Only twenty seconds have passed. 

All of that menace is alleviated when the strings ascend in unison, lifting a burden, cutting through the fog. The iconic refrain ‘Hey Hey Hey Hey’ – sampled from Mahavishnu Orchestra’s ‘Planetary Citizen’ – punctuates this feeling as the voice soars higher and higher.

But that reprieve swiftly passes and the next moments feel more uncertain; the strings ascend then drop suddenly and that angelic refrain sounds more like a call for help with each echo. 

All the while, the tempo of that ‘Parade Strut’ beat stops me from lingering. Here, I find myself enraptured and ready to hear this song through to the end. 

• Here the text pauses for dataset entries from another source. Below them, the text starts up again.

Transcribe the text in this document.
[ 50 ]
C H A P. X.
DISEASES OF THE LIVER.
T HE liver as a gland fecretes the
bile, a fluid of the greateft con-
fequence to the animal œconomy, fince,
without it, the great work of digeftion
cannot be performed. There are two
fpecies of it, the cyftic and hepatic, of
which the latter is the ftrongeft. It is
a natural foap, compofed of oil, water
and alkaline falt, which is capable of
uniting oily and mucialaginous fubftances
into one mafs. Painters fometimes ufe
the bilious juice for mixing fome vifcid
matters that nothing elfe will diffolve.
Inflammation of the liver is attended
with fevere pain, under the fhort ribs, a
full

Shara Nelson’s tempest-voice takes centre stage as she laments about some unknown heartbreak and the strings ebb and swell around her. For me, her mention of day and night refers to a duality that permeates the heart of this song: ecstasy and turmoil. The instrumentation only serves to strengthen this duality as calculated beats and soulful strings produce a sound that is somehow warm and cold, human and mechanical.

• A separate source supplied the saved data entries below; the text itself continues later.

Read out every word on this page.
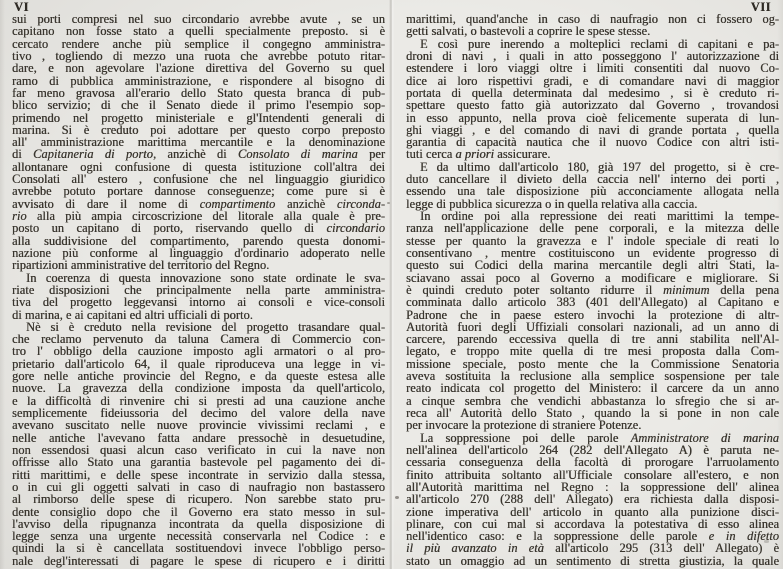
VI
sui porti compresi nel suo circondario avrebbe avute , se un
capitano non fosse stato a quelli specialmente preposto. si è
cercato rendere anche più semplice il congegno amministra-
tivo , togliendo di mezzo una ruota che avrebbe potuto ritar-
dare, e non agevolare l'azione direttiva del Governo su quel
ramo di pubblica amministrazione, e rispondere al bisogno di
far meno gravosa all'erario dello Stato questa branca di pub-
blico servizio; di che il Senato diede il primo l'esempio sop-
primendo nel progetto ministeriale e gl'Intendenti generali di
marina. Si è creduto poi adottare per questo corpo preposto
all' amministrazione marittima mercantile e la denominazione
di Capitaneria di porto, anzichè di Consolato di marina per
allontanare ogni confusione di questa istituzione coll'altra dei
Consolati all' estero , confusione che nel linguaggio giuridico
avrebbe potuto portare dannose conseguenze; come pure si è
avvisato di dare il nome di compartimento anzichè circonda-
rio alla più ampia circoscrizione del litorale alla quale è pre-
posto un capitano di porto, riservando quello di circondario
alla suddivisione del compartimento, parendo questa donomi-
nazione più conforme al linguaggio d'ordinario adoperato nelle
ripartizioni amministrative del territorio del Regno.
In coerenza di questa innovazione sono state ordinate le sva-
riate disposizioni che principalmente nella parte amministra-
tiva del progetto leggevansi intorno ai consoli e vice-consoli
di marina, e ai capitani ed altri ufficiali di porto.
Nè si è creduto nella revisione del progetto trasandare qual-
che reclamo pervenuto da taluna Camera di Commercio con-
tro l' obbligo della cauzione imposto agli armatori o al pro-
prietario dall'articolo 64, il quale riproduceva una legge in vi-
gore nelle antiche provincie del Regno, e da queste estesa alle
nuove. La gravezza della condizione imposta da quell'articolo,
e la difficoltà di rinvenire chi si presti ad una cauzione anche
semplicemente fideiussoria del decimo del valore della nave
avevano suscitato nelle nuove provincie vivissimi reclami , e
nelle antiche l'avevano fatta andare pressochè in desuetudine,
non essendosi quasi alcun caso verificato in cui la nave non
offrisse allo Stato una garantia bastevole pel pagamento dei di-
ritti marittimi, e delle spese incontrate in servizio dalla stessa,
o in cui gli oggetti salvati in caso di naufragio non bastassero
al rimborso delle spese di ricupero. Non sarebbe stato pru-
dente consiglio dopo che il Governo era stato messo in sul-
l'avviso della ripugnanza incontrata da quella disposizione di
legge senza una urgente necessità conservarla nel Codice : e
quindi la si è cancellata sostituendovi invece l'obbligo perso-
nale degl'interessati di pagare le spese di ricupero e i diritti
VII
marittimi, quand'anche in caso di naufragio non ci fossero og-
getti salvati, o bastevoli a coprire le spese stesse.
E così pure inerendo a molteplici reclami di capitani e pa-
droni di navi , i quali in atto posseggono l' autorizzazione di
estendere i loro viaggi oltre i limiti consentiti dal nuovo Co-
dice ai loro rispettivi gradi, e di comandare navi di maggior
portata di quella determinata dal medesimo , si è creduto ri-
spettare questo fatto già autorizzato dal Governo , trovandosi
in esso appunto, nella prova cioè felicemente superata di lun-
ghi viaggi , e del comando di navi di grande portata , quella
garantia di capacità nautica che il nuovo Codice con altri isti-
tuti cerca a priori assicurare.
E da ultimo dall'articolo 180, già 197 del progetto, si è cre-
duto cancellare il divieto della caccia nell' interno dei porti ,
essendo una tale disposizione più acconciamente allogata nella
legge di pubblica sicurezza o in quella relativa alla caccia.
In ordine poi alla repressione dei reati marittimi la tempe-
ranza nell'applicazione delle pene corporali, e la mitezza delle
stesse per quanto la gravezza e l' indole speciale di reati lo
consentivano , mentre costituiscono un evidente progresso di
questo sui Codici della marina mercantile degli altri Stati, la-
sciavano assai poco al Governo a modificare e migliorare. Si
è quindi creduto poter soltanto ridurre il minimum della pena
comminata dallo articolo 383 (401 dell'Allegato) al Capitano e
Padrone che in paese estero invochi la protezione di altr-
Autorità fuori degli Uffiziali consolari nazionali, ad un anno di
carcere, parendo eccessiva quella di tre anni stabilita nell'Al-
legato, e troppo mite quella di tre mesi proposta dalla Com-
missione speciale, posto mente che la Commissione Senatoria
aveva sostituita la reclusione alla semplice sospensione per tale
reato indicata col progetto del Ministero: il carcere da un anno
a cinque sembra che vendichi abbastanza lo sfregio che si ar-
reca all' Autorità dello Stato , quando la si pone in non cale
per invocare la protezione di straniere Potenze.
La soppressione poi delle parole Amministratore di marina
nell'alinea dell'articolo 264 (282 dell'Allegato A) è paruta ne-
cessaria conseguenza della facoltà di prorogare l'arruolamento
finito attribuita soltanto all'Ufficiale consolare all'estero, e non
all'Autorità marittima nel Regno : la soppressione dell' alinea
all'articolo 270 (288 dell' Allegato) era richiesta dalla disposi-
zione imperativa dell' articolo in quanto alla punizione disci-
plinare, con cui mal si accordava la potestativa di esso alinea
nell'identico caso: e la soppressione delle parole e in difetto
il più avanzato in età all'articolo 295 (313 dell' Allegato) è
stato un omaggio ad un sentimento di stretta giustizia, la quale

A piano riff rolls in like an off-the-cuff remark – suave, smooth, and melancholic – that genre-bending sound taking a hint of the blues. 

Nelson’s voice falls away and all parts of the instrumentation converge – vocal samples, vinyl scratches, strings, and beats – everything has been building up to this. Momentum seems to compound with each repetition, the sound becomes heavier, more intense. A sample asks ‘Are you ready?’ and the answer is no. The string orchestra builds a wall of sound and a sense of impending grows with it. Thoughts and images flash across my mind. How did they achieve this sound? What the hell am I hearing? My disbelief is overshadowed by a brief, piercing crescendo and the wall of sound collapses, revealing the familiar beat and milk bottle percussion, and I welcome it as I collect my thoughts and catch my breath.

The vocal sample heard towards the end of the song claims ‘I don’t know where this one came from’, and I would have to agree. ‘Unfinished Sympathy’ emerged from the brains of some self-described ‘lazy Bristol twats’ and cemented itself into the canon of British music. 

I hope to hear it for more decades to come. 

P.S. Where do you think The Verve got the idea for the strings and video for ‘Bitter Sweet Symphony’?